(...) Existe una ceguera en bastantes científicos acerca de los problemas éticos de su actividad. Parecieran del todo indiferentes a toda consideración ética que no sea la ética del conocimiento y el respeto a las reglas del juego científico. Amparados en la clausura de su propia disciplina y en la inserción en equipos de investigación más amplios, se comprueba cierta irresponsabilidad para todo aquello que sea exterior a su dominio especializado.
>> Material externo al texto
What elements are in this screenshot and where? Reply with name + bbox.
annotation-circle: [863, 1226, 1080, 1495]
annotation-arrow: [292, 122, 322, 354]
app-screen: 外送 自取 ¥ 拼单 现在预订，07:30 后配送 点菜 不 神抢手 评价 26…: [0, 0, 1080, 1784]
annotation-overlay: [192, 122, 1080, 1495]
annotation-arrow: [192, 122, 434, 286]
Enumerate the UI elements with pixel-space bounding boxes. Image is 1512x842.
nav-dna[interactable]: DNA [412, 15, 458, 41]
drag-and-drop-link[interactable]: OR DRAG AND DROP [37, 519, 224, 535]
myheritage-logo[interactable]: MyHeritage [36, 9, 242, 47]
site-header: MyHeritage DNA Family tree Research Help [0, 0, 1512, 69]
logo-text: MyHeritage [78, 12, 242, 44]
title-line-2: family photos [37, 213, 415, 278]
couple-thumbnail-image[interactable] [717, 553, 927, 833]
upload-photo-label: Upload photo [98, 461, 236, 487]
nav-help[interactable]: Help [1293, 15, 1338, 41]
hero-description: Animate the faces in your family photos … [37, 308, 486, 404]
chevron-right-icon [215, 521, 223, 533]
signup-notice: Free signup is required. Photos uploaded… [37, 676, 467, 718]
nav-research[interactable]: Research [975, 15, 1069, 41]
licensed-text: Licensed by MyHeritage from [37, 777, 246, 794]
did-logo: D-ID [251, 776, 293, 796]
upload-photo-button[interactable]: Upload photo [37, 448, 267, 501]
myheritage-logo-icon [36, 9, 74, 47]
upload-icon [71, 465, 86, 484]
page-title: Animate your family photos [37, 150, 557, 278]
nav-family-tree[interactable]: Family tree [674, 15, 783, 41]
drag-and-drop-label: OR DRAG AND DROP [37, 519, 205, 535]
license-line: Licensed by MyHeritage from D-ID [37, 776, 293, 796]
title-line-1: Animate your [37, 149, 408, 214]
(...) La sacralidad de la vida es hoy discutida por no pocos bioéticos y teóricos del Derecho. Norbert Hoerster o Peter Singer, entre otros, consideran que la máxima de la dignidad, es decir, el valor incondicional e indisponible adscrito a toda vida humana, se debe a "autoridades extracientíficas", es deudora de premisas metafísicas y está expuesto a prejuicios religiosos. Corregir esto, dicen, ha de hacer nuestra ética más justa y nuestro obrar más racional. Anselm Winfried Müller se enfrenta con lucidez a estas ideas y llega a la conclusión de que el valor incondicional de la vida no puede ser racionalmente deducido. Es más bien una premisa: es el fundamento de todas las valoraciones de carácter ético y la medida de su rectitud. Una ética que deje a nuestro arbitrio la vida humana inocente elimina las bases sobre las que descansa y sin ellas no puede haber una moral coherente.
Los derechos humanos no pueden ser fundamentados de una manera puramente racional. Fueron proclamados, y ello ocurrió sin apelar a procedencias metafísicas o convicciones religiosas (incluso con intención opuesta). Bastó la experiencia humana e histórica. Por lo demás, también la afirmación de que la vida humana tiene un valor relativo posee una base metafísica: no cabe afirmar realidad alguna más allá de la facticidad y racionalidad empírica, es decir, una fe cientificista. Parece que no existe discurso ético libre de todo presupuesto religioso o metafísico.